One way of trying to manage ill-will is just to reflect that the object of your aversion has too much power over you. Your aversion itself doesn’t want that, so the energy it consists in may thereby be directed into less obsessive channels. After all, if you hate something, or someone, why are they worth so much attention? In fact, giving that b*****d so much emotional energy (whoever it is) is a lot more than he’s worth! That’s one reason why, if you hate God, strong agnosticism is a much more effective way of “getting your own back on him” than atheism or anti-theism. People who hate God tend to spend a lot of time thinking about him, and in the process give him a lot more reality. Aversion taken to a rational conclusion tends to lead you into wisdom, where you start criticising your beliefs about the hated object rather than just the object. Nevertheless, subtler forms of hatred may still hang around such an intellectualisation, and you tend to discover these when you meditate.
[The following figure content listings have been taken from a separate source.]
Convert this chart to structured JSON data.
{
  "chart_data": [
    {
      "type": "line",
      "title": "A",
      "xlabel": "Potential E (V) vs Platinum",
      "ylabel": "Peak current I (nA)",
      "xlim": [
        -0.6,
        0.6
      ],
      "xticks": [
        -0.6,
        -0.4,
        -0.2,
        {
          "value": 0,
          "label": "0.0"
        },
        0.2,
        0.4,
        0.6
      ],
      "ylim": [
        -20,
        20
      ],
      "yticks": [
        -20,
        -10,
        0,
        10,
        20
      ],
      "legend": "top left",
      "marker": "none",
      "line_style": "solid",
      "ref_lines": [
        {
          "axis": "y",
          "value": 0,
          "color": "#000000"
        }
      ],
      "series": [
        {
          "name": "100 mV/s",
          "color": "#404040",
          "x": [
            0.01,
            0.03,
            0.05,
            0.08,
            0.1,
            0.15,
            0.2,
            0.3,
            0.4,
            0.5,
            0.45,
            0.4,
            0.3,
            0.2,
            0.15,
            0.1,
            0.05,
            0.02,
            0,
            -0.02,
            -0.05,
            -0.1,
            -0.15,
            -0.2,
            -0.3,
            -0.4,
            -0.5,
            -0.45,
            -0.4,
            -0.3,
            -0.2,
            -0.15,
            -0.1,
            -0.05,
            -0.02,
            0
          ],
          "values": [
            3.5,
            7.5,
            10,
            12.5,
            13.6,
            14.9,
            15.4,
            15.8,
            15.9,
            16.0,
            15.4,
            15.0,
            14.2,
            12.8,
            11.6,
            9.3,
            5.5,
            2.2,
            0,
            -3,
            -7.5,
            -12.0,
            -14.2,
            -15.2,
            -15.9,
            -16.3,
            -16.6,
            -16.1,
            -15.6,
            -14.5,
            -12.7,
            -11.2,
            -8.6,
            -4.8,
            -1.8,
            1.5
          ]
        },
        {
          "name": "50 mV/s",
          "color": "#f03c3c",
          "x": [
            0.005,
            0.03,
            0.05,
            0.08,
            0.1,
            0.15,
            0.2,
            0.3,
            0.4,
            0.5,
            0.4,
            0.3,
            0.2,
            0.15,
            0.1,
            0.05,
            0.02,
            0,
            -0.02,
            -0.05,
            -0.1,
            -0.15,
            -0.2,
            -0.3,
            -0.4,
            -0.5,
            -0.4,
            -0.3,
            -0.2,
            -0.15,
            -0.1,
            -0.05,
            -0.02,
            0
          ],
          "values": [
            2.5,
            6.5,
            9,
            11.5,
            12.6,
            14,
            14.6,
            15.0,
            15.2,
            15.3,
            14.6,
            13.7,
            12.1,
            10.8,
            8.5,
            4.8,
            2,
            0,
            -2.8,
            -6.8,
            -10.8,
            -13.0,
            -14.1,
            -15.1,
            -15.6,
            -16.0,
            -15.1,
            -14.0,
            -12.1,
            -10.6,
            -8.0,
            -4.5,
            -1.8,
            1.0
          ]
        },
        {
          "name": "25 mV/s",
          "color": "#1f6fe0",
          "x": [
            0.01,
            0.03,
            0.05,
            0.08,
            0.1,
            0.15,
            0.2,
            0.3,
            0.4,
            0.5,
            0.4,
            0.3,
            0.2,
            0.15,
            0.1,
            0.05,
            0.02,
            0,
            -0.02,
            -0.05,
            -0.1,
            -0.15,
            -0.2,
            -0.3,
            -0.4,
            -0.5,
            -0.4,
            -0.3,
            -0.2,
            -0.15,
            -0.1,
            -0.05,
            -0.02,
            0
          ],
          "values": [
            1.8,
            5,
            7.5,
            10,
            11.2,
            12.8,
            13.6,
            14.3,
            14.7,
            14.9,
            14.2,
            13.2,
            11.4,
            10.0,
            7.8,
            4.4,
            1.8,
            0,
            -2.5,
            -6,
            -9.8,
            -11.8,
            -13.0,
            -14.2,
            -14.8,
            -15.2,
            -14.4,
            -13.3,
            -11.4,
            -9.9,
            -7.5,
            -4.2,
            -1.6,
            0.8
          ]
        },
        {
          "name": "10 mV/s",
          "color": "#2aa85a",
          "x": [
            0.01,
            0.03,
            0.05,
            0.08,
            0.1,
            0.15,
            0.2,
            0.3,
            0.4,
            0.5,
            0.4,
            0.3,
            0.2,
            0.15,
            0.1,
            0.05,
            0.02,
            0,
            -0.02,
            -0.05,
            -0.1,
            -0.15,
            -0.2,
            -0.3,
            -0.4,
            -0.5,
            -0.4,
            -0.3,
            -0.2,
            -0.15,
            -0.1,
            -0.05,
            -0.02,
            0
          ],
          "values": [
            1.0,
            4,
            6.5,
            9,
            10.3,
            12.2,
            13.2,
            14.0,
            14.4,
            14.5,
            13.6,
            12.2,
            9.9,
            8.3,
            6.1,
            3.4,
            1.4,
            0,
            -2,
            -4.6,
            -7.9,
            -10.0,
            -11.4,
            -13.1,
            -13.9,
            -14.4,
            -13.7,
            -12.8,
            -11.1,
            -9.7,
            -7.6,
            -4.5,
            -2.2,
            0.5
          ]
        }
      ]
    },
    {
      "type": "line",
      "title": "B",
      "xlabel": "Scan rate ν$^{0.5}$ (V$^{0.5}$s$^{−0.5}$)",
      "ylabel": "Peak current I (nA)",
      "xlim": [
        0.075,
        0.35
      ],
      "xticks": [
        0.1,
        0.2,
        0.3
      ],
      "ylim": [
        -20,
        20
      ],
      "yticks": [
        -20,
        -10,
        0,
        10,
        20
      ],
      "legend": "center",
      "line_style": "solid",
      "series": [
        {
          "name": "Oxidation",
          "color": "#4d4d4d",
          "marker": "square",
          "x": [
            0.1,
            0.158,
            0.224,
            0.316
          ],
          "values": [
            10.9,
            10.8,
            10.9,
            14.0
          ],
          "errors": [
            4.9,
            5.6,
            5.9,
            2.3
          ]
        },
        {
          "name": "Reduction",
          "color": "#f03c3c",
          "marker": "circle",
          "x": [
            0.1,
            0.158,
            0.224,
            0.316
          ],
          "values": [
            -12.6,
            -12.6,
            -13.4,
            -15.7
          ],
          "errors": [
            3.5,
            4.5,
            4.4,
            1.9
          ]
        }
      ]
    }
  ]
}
Another relatively effective approach to ill-will in my experience is merely to focus on one’s physical experience. Hatred (especially in the form of anger) has a very narrow mental focus, and just remembering that you have a breathing, feeling body can take you a long way out of it. That’s obviously why taking deep breaths is a popular way of controlling anger.
Alternatively, you can reflect on the object of your ill-will so as to give that object a wider meaning than the narrow one you are probably obsessed with. When we hate someone, we tend to think of them only in one sort of situation, having one sort of characteristic, or saying one sort of thing. We focus narrowly on a particular experience we may have had of that person, even though we may have experienced other aspects – or, if not, can at least imagine them. The Buddhist metta bhavana (cultivation of loving-kindness) works in this sort of way to get you to expand the meaning of your ‘enemy’. So, instead of thinking of your evil boss in the office being odious, you can imagine him on the beach throwing a ball back and forth to his children, or taking his dog for a walk on a spacious wind-blown hill. My own experience is that if I am wrapped up in ill-will I am unlikely to be able to focus on such visualisations, but they may work better for some other people.
Whatever approach you find works best, the underlying point seems to be that ill-will is just energy following habitual channels. For the moment, it’s your ill-will, in the sense that you need to do something about it rather than projecting it onto others. No, it’s not his or hers – they didn’t “make you angry” – it’s yours! There may be a genuine problem out there, but ill-will won’t help you to resolve it. However, in the longer term the ill-will is not even yours: it’s just the direction your energies have taken. You can take them somewhere else. If more direct approaches don’t work, use more indirect ones. Stop meditating and go for a walk. Keep walking until you actually start experiencing the trees and the bird-song instead of hatred.